Une complicité née après Loft Story et un mentorat sur 20 ans
Le point de départ, c’est Loft Story en 2001. À sa sortie, Boulay découvre la célébrité d’un coup, avec ce que ça implique de pression et d’étiquettes. Laurent Ruquier repère chez lui une spontanéité qui fonctionne en plateau, et lui offre une suite, une place, une continuité. Dans un paysage télé où beaucoup disparaissent après un buzz, cette passerelle compte.
Boulay ne décrit pas Ruquier comme un simple collègue, il parle d’un mentor, quelqu’un qui l’a soutenu quand tout s’accélérait. Leur collaboration s’étire sur plus de vingt ans, avec des émissions, des chroniques, des coulisses.
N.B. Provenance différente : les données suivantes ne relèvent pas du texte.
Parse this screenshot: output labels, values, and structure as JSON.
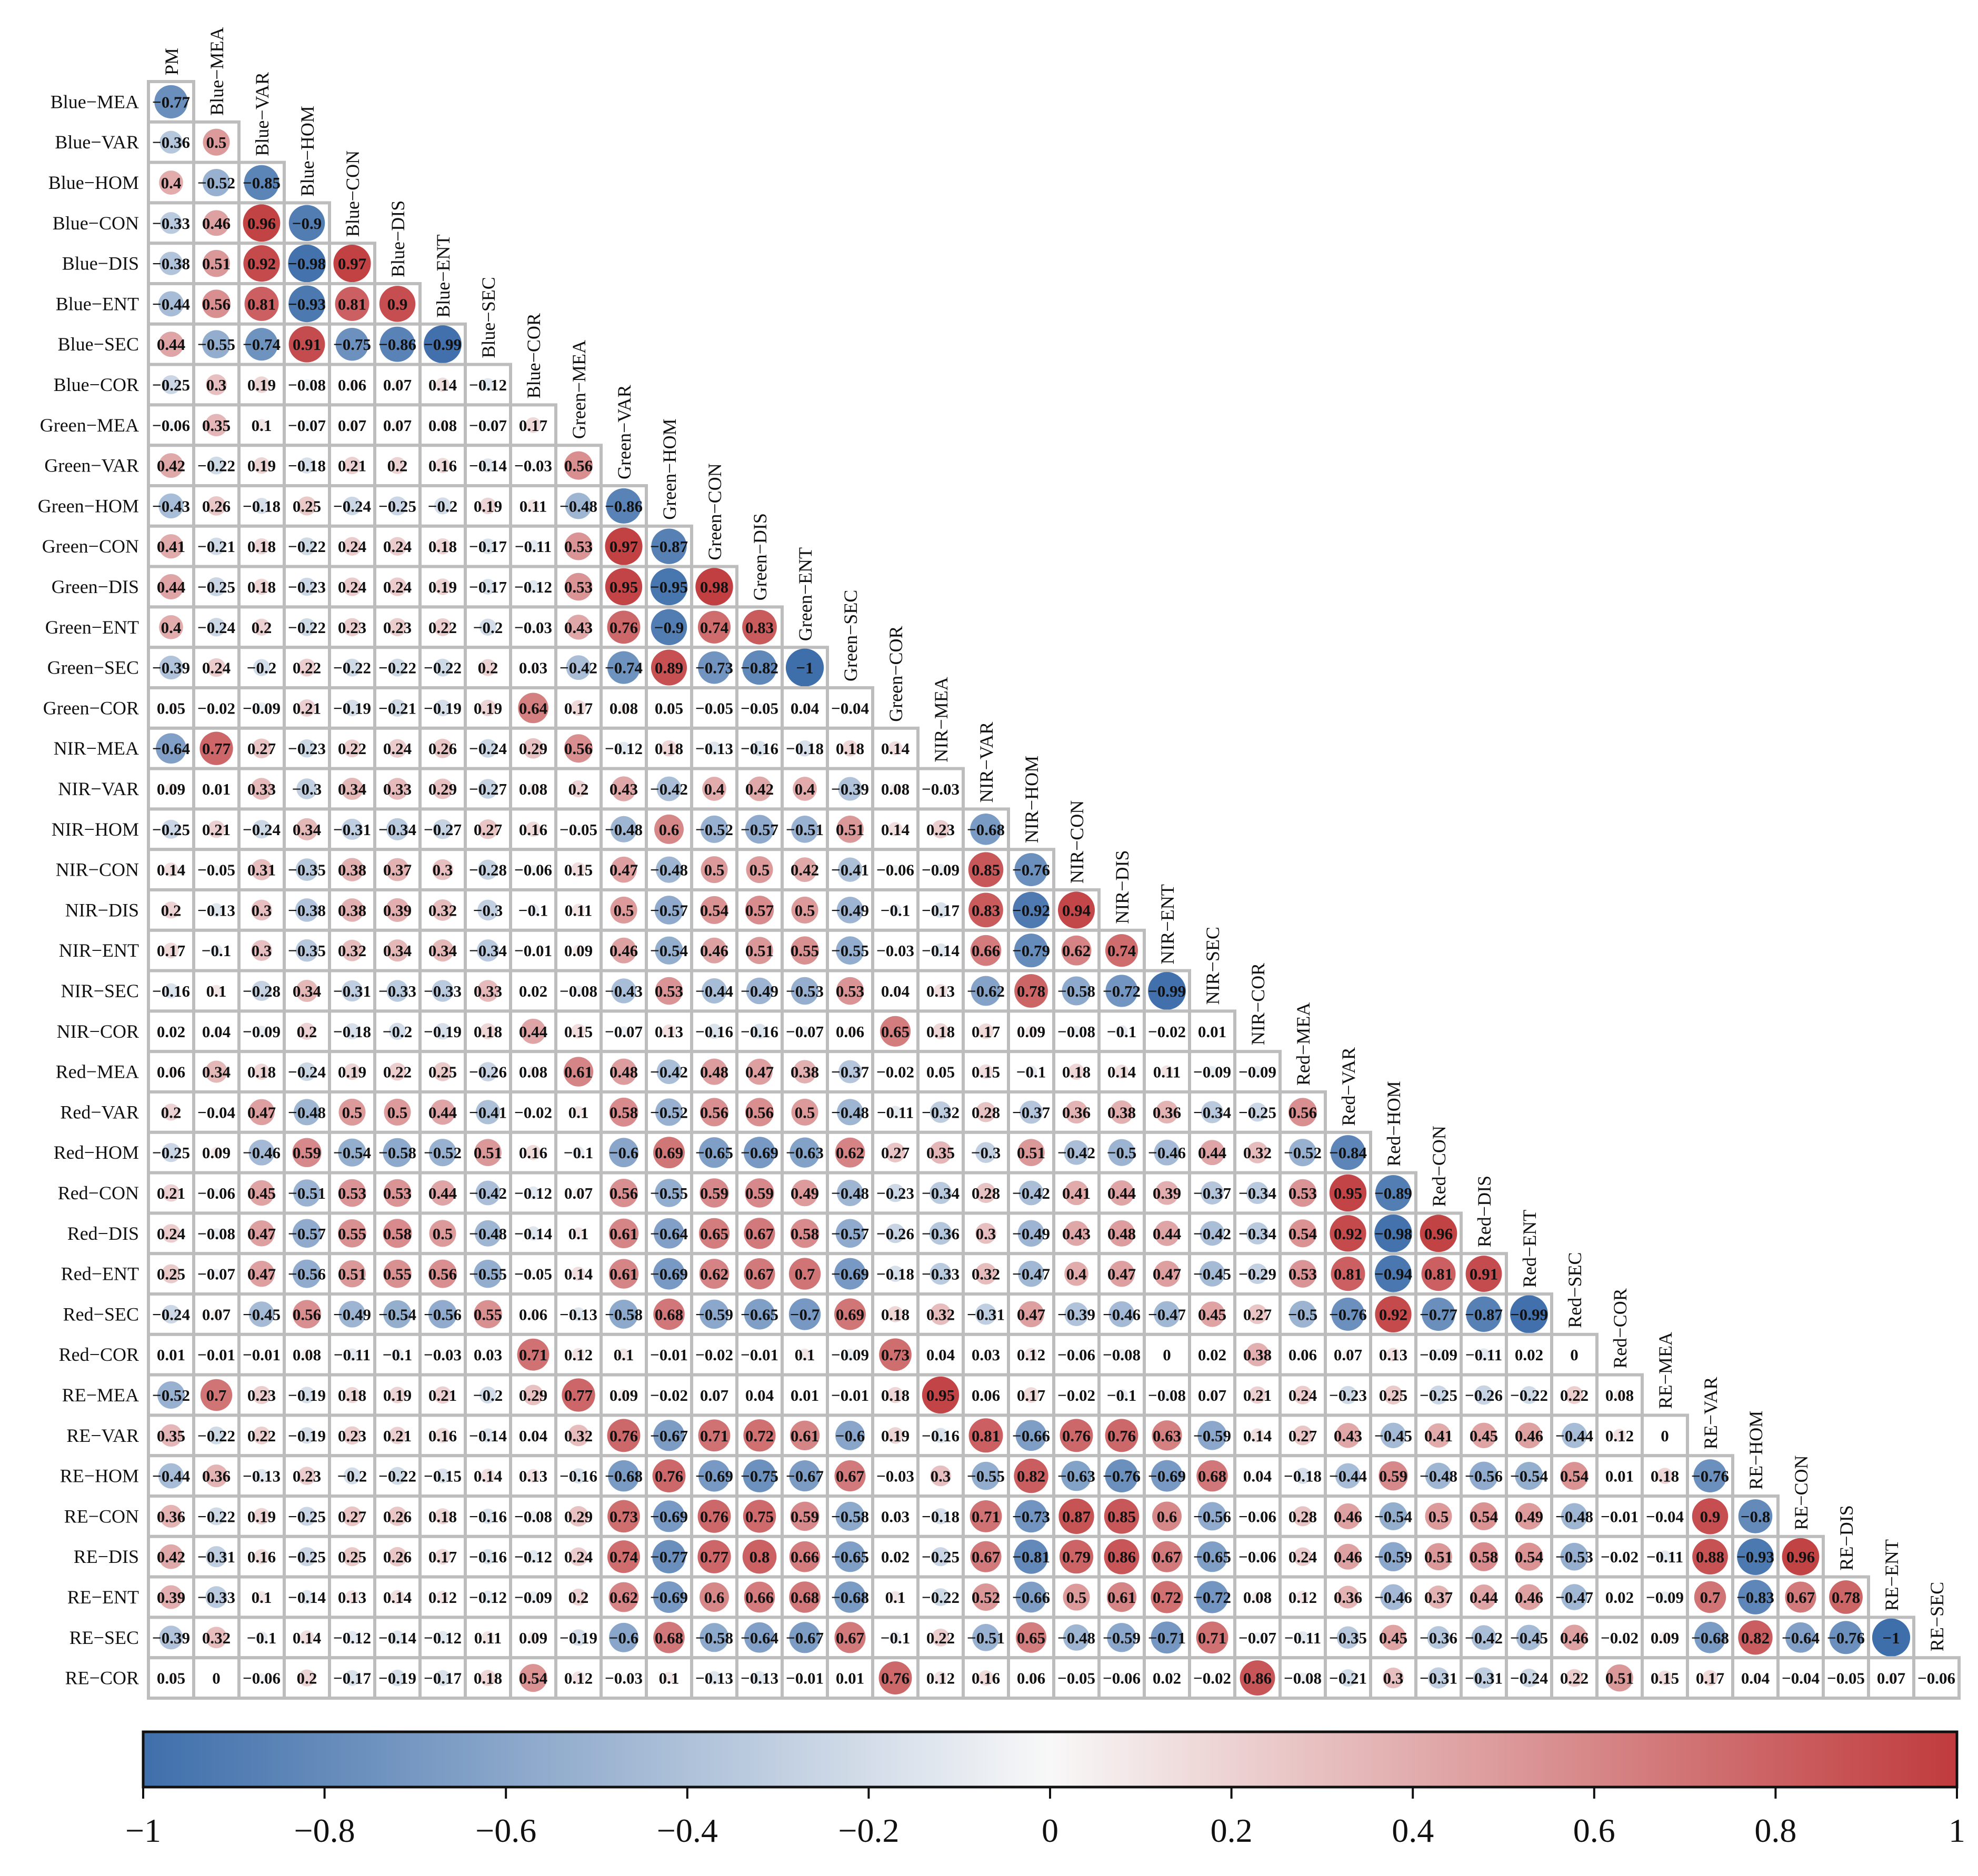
{
  "chart_data": {
    "type": "heatmap",
    "subtype": "lower-triangular correlation matrix (circle size and color encode r)",
    "title": "",
    "variables": [
      "PM",
      "Blue−MEA",
      "Blue−VAR",
      "Blue−HOM",
      "Blue−CON",
      "Blue−DIS",
      "Blue−ENT",
      "Blue−SEC",
      "Blue−COR",
      "Green−MEA",
      "Green−VAR",
      "Green−HOM",
      "Green−CON",
      "Green−DIS",
      "Green−ENT",
      "Green−SEC",
      "Green−COR",
      "NIR−MEA",
      "NIR−VAR",
      "NIR−HOM",
      "NIR−CON",
      "NIR−DIS",
      "NIR−ENT",
      "NIR−SEC",
      "NIR−COR",
      "Red−MEA",
      "Red−VAR",
      "Red−HOM",
      "Red−CON",
      "Red−DIS",
      "Red−ENT",
      "Red−SEC",
      "Red−COR",
      "RE−MEA",
      "RE−VAR",
      "RE−HOM",
      "RE−CON",
      "RE−DIS",
      "RE−ENT",
      "RE−SEC",
      "RE−COR"
    ],
    "row_labels": [
      "Blue−MEA",
      "Blue−VAR",
      "Blue−HOM",
      "Blue−CON",
      "Blue−DIS",
      "Blue−ENT",
      "Blue−SEC",
      "Blue−COR",
      "Green−MEA",
      "Green−VAR",
      "Green−HOM",
      "Green−CON",
      "Green−DIS",
      "Green−ENT",
      "Green−SEC",
      "Green−COR",
      "NIR−MEA",
      "NIR−VAR",
      "NIR−HOM",
      "NIR−CON",
      "NIR−DIS",
      "NIR−ENT",
      "NIR−SEC",
      "NIR−COR",
      "Red−MEA",
      "Red−VAR",
      "Red−HOM",
      "Red−CON",
      "Red−DIS",
      "Red−ENT",
      "Red−SEC",
      "Red−COR",
      "RE−MEA",
      "RE−VAR",
      "RE−HOM",
      "RE−CON",
      "RE−DIS",
      "RE−ENT",
      "RE−SEC",
      "RE−COR"
    ],
    "col_labels": [
      "PM",
      "Blue−MEA",
      "Blue−VAR",
      "Blue−HOM",
      "Blue−CON",
      "Blue−DIS",
      "Blue−ENT",
      "Blue−SEC",
      "Blue−COR",
      "Green−MEA",
      "Green−VAR",
      "Green−HOM",
      "Green−CON",
      "Green−DIS",
      "Green−ENT",
      "Green−SEC",
      "Green−COR",
      "NIR−MEA",
      "NIR−VAR",
      "NIR−HOM",
      "NIR−CON",
      "NIR−DIS",
      "NIR−ENT",
      "NIR−SEC",
      "NIR−COR",
      "Red−MEA",
      "Red−VAR",
      "Red−HOM",
      "Red−CON",
      "Red−DIS",
      "Red−ENT",
      "Red−SEC",
      "Red−COR",
      "RE−MEA",
      "RE−VAR",
      "RE−HOM",
      "RE−CON",
      "RE−DIS",
      "RE−ENT",
      "RE−SEC"
    ],
    "matrix": [
      [
        -0.77
      ],
      [
        -0.36,
        0.5
      ],
      [
        0.4,
        -0.52,
        -0.85
      ],
      [
        -0.33,
        0.46,
        0.96,
        -0.9
      ],
      [
        -0.38,
        0.51,
        0.92,
        -0.98,
        0.97
      ],
      [
        -0.44,
        0.56,
        0.81,
        -0.93,
        0.81,
        0.9
      ],
      [
        0.44,
        -0.55,
        -0.74,
        0.91,
        -0.75,
        -0.86,
        -0.99
      ],
      [
        -0.25,
        0.3,
        0.19,
        -0.08,
        0.06,
        0.07,
        0.14,
        -0.12
      ],
      [
        -0.06,
        0.35,
        0.1,
        -0.07,
        0.07,
        0.07,
        0.08,
        -0.07,
        0.17
      ],
      [
        0.42,
        -0.22,
        0.19,
        -0.18,
        0.21,
        0.2,
        0.16,
        -0.14,
        -0.03,
        0.56
      ],
      [
        -0.43,
        0.26,
        -0.18,
        0.25,
        -0.24,
        -0.25,
        -0.2,
        0.19,
        0.11,
        -0.48,
        -0.86
      ],
      [
        0.41,
        -0.21,
        0.18,
        -0.22,
        0.24,
        0.24,
        0.18,
        -0.17,
        -0.11,
        0.53,
        0.97,
        -0.87
      ],
      [
        0.44,
        -0.25,
        0.18,
        -0.23,
        0.24,
        0.24,
        0.19,
        -0.17,
        -0.12,
        0.53,
        0.95,
        -0.95,
        0.98
      ],
      [
        0.4,
        -0.24,
        0.2,
        -0.22,
        0.23,
        0.23,
        0.22,
        -0.2,
        -0.03,
        0.43,
        0.76,
        -0.9,
        0.74,
        0.83
      ],
      [
        -0.39,
        0.24,
        -0.2,
        0.22,
        -0.22,
        -0.22,
        -0.22,
        0.2,
        0.03,
        -0.42,
        -0.74,
        0.89,
        -0.73,
        -0.82,
        -1
      ],
      [
        0.05,
        -0.02,
        -0.09,
        0.21,
        -0.19,
        -0.21,
        -0.19,
        0.19,
        0.64,
        0.17,
        0.08,
        0.05,
        -0.05,
        -0.05,
        0.04,
        -0.04
      ],
      [
        -0.64,
        0.77,
        0.27,
        -0.23,
        0.22,
        0.24,
        0.26,
        -0.24,
        0.29,
        0.56,
        -0.12,
        0.18,
        -0.13,
        -0.16,
        -0.18,
        0.18,
        0.14
      ],
      [
        0.09,
        0.01,
        0.33,
        -0.3,
        0.34,
        0.33,
        0.29,
        -0.27,
        0.08,
        0.2,
        0.43,
        -0.42,
        0.4,
        0.42,
        0.4,
        -0.39,
        0.08,
        -0.03
      ],
      [
        -0.25,
        0.21,
        -0.24,
        0.34,
        -0.31,
        -0.34,
        -0.27,
        0.27,
        0.16,
        -0.05,
        -0.48,
        0.6,
        -0.52,
        -0.57,
        -0.51,
        0.51,
        0.14,
        0.23,
        -0.68
      ],
      [
        0.14,
        -0.05,
        0.31,
        -0.35,
        0.38,
        0.37,
        0.3,
        -0.28,
        -0.06,
        0.15,
        0.47,
        -0.48,
        0.5,
        0.5,
        0.42,
        -0.41,
        -0.06,
        -0.09,
        0.85,
        -0.76
      ],
      [
        0.2,
        -0.13,
        0.3,
        -0.38,
        0.38,
        0.39,
        0.32,
        -0.3,
        -0.1,
        0.11,
        0.5,
        -0.57,
        0.54,
        0.57,
        0.5,
        -0.49,
        -0.1,
        -0.17,
        0.83,
        -0.92,
        0.94
      ],
      [
        0.17,
        -0.1,
        0.3,
        -0.35,
        0.32,
        0.34,
        0.34,
        -0.34,
        -0.01,
        0.09,
        0.46,
        -0.54,
        0.46,
        0.51,
        0.55,
        -0.55,
        -0.03,
        -0.14,
        0.66,
        -0.79,
        0.62,
        0.74
      ],
      [
        -0.16,
        0.1,
        -0.28,
        0.34,
        -0.31,
        -0.33,
        -0.33,
        0.33,
        0.02,
        -0.08,
        -0.43,
        0.53,
        -0.44,
        -0.49,
        -0.53,
        0.53,
        0.04,
        0.13,
        -0.62,
        0.78,
        -0.58,
        -0.72,
        -0.99
      ],
      [
        0.02,
        0.04,
        -0.09,
        0.2,
        -0.18,
        -0.2,
        -0.19,
        0.18,
        0.44,
        0.15,
        -0.07,
        0.13,
        -0.16,
        -0.16,
        -0.07,
        0.06,
        0.65,
        0.18,
        0.17,
        0.09,
        -0.08,
        -0.1,
        -0.02,
        0.01
      ],
      [
        0.06,
        0.34,
        0.18,
        -0.24,
        0.19,
        0.22,
        0.25,
        -0.26,
        0.08,
        0.61,
        0.48,
        -0.42,
        0.48,
        0.47,
        0.38,
        -0.37,
        -0.02,
        0.05,
        0.15,
        -0.1,
        0.18,
        0.14,
        0.11,
        -0.09,
        -0.09
      ],
      [
        0.2,
        -0.04,
        0.47,
        -0.48,
        0.5,
        0.5,
        0.44,
        -0.41,
        -0.02,
        0.1,
        0.58,
        -0.52,
        0.56,
        0.56,
        0.5,
        -0.48,
        -0.11,
        -0.32,
        0.28,
        -0.37,
        0.36,
        0.38,
        0.36,
        -0.34,
        -0.25,
        0.56
      ],
      [
        -0.25,
        0.09,
        -0.46,
        0.59,
        -0.54,
        -0.58,
        -0.52,
        0.51,
        0.16,
        -0.1,
        -0.6,
        0.69,
        -0.65,
        -0.69,
        -0.63,
        0.62,
        0.27,
        0.35,
        -0.3,
        0.51,
        -0.42,
        -0.5,
        -0.46,
        0.44,
        0.32,
        -0.52,
        -0.84
      ],
      [
        0.21,
        -0.06,
        0.45,
        -0.51,
        0.53,
        0.53,
        0.44,
        -0.42,
        -0.12,
        0.07,
        0.56,
        -0.55,
        0.59,
        0.59,
        0.49,
        -0.48,
        -0.23,
        -0.34,
        0.28,
        -0.42,
        0.41,
        0.44,
        0.39,
        -0.37,
        -0.34,
        0.53,
        0.95,
        -0.89
      ],
      [
        0.24,
        -0.08,
        0.47,
        -0.57,
        0.55,
        0.58,
        0.5,
        -0.48,
        -0.14,
        0.1,
        0.61,
        -0.64,
        0.65,
        0.67,
        0.58,
        -0.57,
        -0.26,
        -0.36,
        0.3,
        -0.49,
        0.43,
        0.48,
        0.44,
        -0.42,
        -0.34,
        0.54,
        0.92,
        -0.98,
        0.96
      ],
      [
        0.25,
        -0.07,
        0.47,
        -0.56,
        0.51,
        0.55,
        0.56,
        -0.55,
        -0.05,
        0.14,
        0.61,
        -0.69,
        0.62,
        0.67,
        0.7,
        -0.69,
        -0.18,
        -0.33,
        0.32,
        -0.47,
        0.4,
        0.47,
        0.47,
        -0.45,
        -0.29,
        0.53,
        0.81,
        -0.94,
        0.81,
        0.91
      ],
      [
        -0.24,
        0.07,
        -0.45,
        0.56,
        -0.49,
        -0.54,
        -0.56,
        0.55,
        0.06,
        -0.13,
        -0.58,
        0.68,
        -0.59,
        -0.65,
        -0.7,
        0.69,
        0.18,
        0.32,
        -0.31,
        0.47,
        -0.39,
        -0.46,
        -0.47,
        0.45,
        0.27,
        -0.5,
        -0.76,
        0.92,
        -0.77,
        -0.87,
        -0.99
      ],
      [
        0.01,
        -0.01,
        -0.01,
        0.08,
        -0.11,
        -0.1,
        -0.03,
        0.03,
        0.71,
        0.12,
        0.1,
        -0.01,
        -0.02,
        -0.01,
        0.1,
        -0.09,
        0.73,
        0.04,
        0.03,
        0.12,
        -0.06,
        -0.08,
        0,
        0.02,
        0.38,
        0.06,
        0.07,
        0.13,
        -0.09,
        -0.11,
        0.02,
        0
      ],
      [
        -0.52,
        0.7,
        0.23,
        -0.19,
        0.18,
        0.19,
        0.21,
        -0.2,
        0.29,
        0.77,
        0.09,
        -0.02,
        0.07,
        0.04,
        0.01,
        -0.01,
        0.18,
        0.95,
        0.06,
        0.17,
        -0.02,
        -0.1,
        -0.08,
        0.07,
        0.21,
        0.24,
        -0.23,
        0.25,
        -0.25,
        -0.26,
        -0.22,
        0.22,
        0.08
      ],
      [
        0.35,
        -0.22,
        0.22,
        -0.19,
        0.23,
        0.21,
        0.16,
        -0.14,
        0.04,
        0.32,
        0.76,
        -0.67,
        0.71,
        0.72,
        0.61,
        -0.6,
        0.19,
        -0.16,
        0.81,
        -0.66,
        0.76,
        0.76,
        0.63,
        -0.59,
        0.14,
        0.27,
        0.43,
        -0.45,
        0.41,
        0.45,
        0.46,
        -0.44,
        0.12,
        0
      ],
      [
        -0.44,
        0.36,
        -0.13,
        0.23,
        -0.2,
        -0.22,
        -0.15,
        0.14,
        0.13,
        -0.16,
        -0.68,
        0.76,
        -0.69,
        -0.75,
        -0.67,
        0.67,
        -0.03,
        0.3,
        -0.55,
        0.82,
        -0.63,
        -0.76,
        -0.69,
        0.68,
        0.04,
        -0.18,
        -0.44,
        0.59,
        -0.48,
        -0.56,
        -0.54,
        0.54,
        0.01,
        0.18,
        -0.76
      ],
      [
        0.36,
        -0.22,
        0.19,
        -0.25,
        0.27,
        0.26,
        0.18,
        -0.16,
        -0.08,
        0.29,
        0.73,
        -0.69,
        0.76,
        0.75,
        0.59,
        -0.58,
        0.03,
        -0.18,
        0.71,
        -0.73,
        0.87,
        0.85,
        0.6,
        -0.56,
        -0.06,
        0.28,
        0.46,
        -0.54,
        0.5,
        0.54,
        0.49,
        -0.48,
        -0.01,
        -0.04,
        0.9,
        -0.8
      ],
      [
        0.42,
        -0.31,
        0.16,
        -0.25,
        0.25,
        0.26,
        0.17,
        -0.16,
        -0.12,
        0.24,
        0.74,
        -0.77,
        0.77,
        0.8,
        0.66,
        -0.65,
        0.02,
        -0.25,
        0.67,
        -0.81,
        0.79,
        0.86,
        0.67,
        -0.65,
        -0.06,
        0.24,
        0.46,
        -0.59,
        0.51,
        0.58,
        0.54,
        -0.53,
        -0.02,
        -0.11,
        0.88,
        -0.93,
        0.96
      ],
      [
        0.39,
        -0.33,
        0.1,
        -0.14,
        0.13,
        0.14,
        0.12,
        -0.12,
        -0.09,
        0.2,
        0.62,
        -0.69,
        0.6,
        0.66,
        0.68,
        -0.68,
        0.1,
        -0.22,
        0.52,
        -0.66,
        0.5,
        0.61,
        0.72,
        -0.72,
        0.08,
        0.12,
        0.36,
        -0.46,
        0.37,
        0.44,
        0.46,
        -0.47,
        0.02,
        -0.09,
        0.7,
        -0.83,
        0.67,
        0.78
      ],
      [
        -0.39,
        0.32,
        -0.1,
        0.14,
        -0.12,
        -0.14,
        -0.12,
        0.11,
        0.09,
        -0.19,
        -0.6,
        0.68,
        -0.58,
        -0.64,
        -0.67,
        0.67,
        -0.1,
        0.22,
        -0.51,
        0.65,
        -0.48,
        -0.59,
        -0.71,
        0.71,
        -0.07,
        -0.11,
        -0.35,
        0.45,
        -0.36,
        -0.42,
        -0.45,
        0.46,
        -0.02,
        0.09,
        -0.68,
        0.82,
        -0.64,
        -0.76,
        -1
      ],
      [
        0.05,
        0,
        -0.06,
        0.2,
        -0.17,
        -0.19,
        -0.17,
        0.18,
        0.54,
        0.12,
        -0.03,
        0.1,
        -0.13,
        -0.13,
        -0.01,
        0.01,
        0.76,
        0.12,
        0.16,
        0.06,
        -0.05,
        -0.06,
        0.02,
        -0.02,
        0.86,
        -0.08,
        -0.21,
        0.3,
        -0.31,
        -0.31,
        -0.24,
        0.22,
        0.51,
        0.15,
        0.17,
        0.04,
        -0.04,
        -0.05,
        0.07,
        -0.06
      ]
    ],
    "color_scale": {
      "domain": [
        -1,
        0,
        1
      ],
      "colors": [
        "#3f6fab",
        "#f8f8f8",
        "#c03b3d"
      ],
      "ticks": [
        -1,
        -0.8,
        -0.6,
        -0.4,
        -0.2,
        0,
        0.2,
        0.4,
        0.6,
        0.8,
        1
      ],
      "tick_labels": [
        "−1",
        "−0.8",
        "−0.6",
        "−0.4",
        "−0.2",
        "0",
        "0.2",
        "0.4",
        "0.6",
        "0.8",
        "1"
      ]
    },
    "legend": "colorbar at bottom"
  }
}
Cette durée, justement, intrigue : dans ce milieu, les amitiés publiques finissent souvent en brouille, en clash, ou en distance polie. Chez eux, rien de spectaculaire à raconter, donc la rumeur remplit le vide.
Et c’est là que ça devient presque ironique : plus leur relation reste stable, plus elle nourrit les interprétations. Les plaisanteries en plateau, les regards complices, les souvenirs racontés à demi-mot, tout ça fait un carburant parfait pour les réseaux sociaux. Mais Boulay rappelle un fait simple : Ruquier n’a jamais caché les histoires d’amour qui ont compté dans sa vie. Leur lien, lui, relève d’une loyauté de travail, pas d’une idylle.
L’épisode du lit partagé : détail qui a nourri les fantasmes
Boulay reconnaît un épisode très concret, et il comprend pourquoi il a fait tourner les imaginations. À ses débuts à Paris, sans appartement, il appelle Ruquier et lui demande l’hospitalité, avec une phrase directe: « Est-ce que je peux venir dormir chez toi? » Résultat, ils passent la nuit dans le même lit. Dit comme ça, certains s’arrêtent là.
Sauf qu’il donne la suite, et elle est précise : chacun de son côté du lit, et il ne s’est rien passé. Il ajoute que Ruquier lui avait proposé la chambre d’amis, mais qu’il avait refusé. Il insiste même sur un trait de caractère, Ruquier aurait été « très correct », « un gentleman ». Ce genre de détail, factuel, casse le scénario romanesque, mais il n’empêche pas la machine à commentaires de repartir.
Ce passage montre surtout comment une anecdote banale peut devenir un « indice » quand elle sort de son contexte. Dans un univers où l’image compte, dormir au même endroit suffit à déclencher des montages, des tweets, des « on sait ». La critique à faire, elle est là : la rumeur se nourrit moins de faits que de narration. Boulay, lui, choisit la transparence minimale, juste ce qu’il faut pour recadrer, sans transformer sa vie en feuilleton.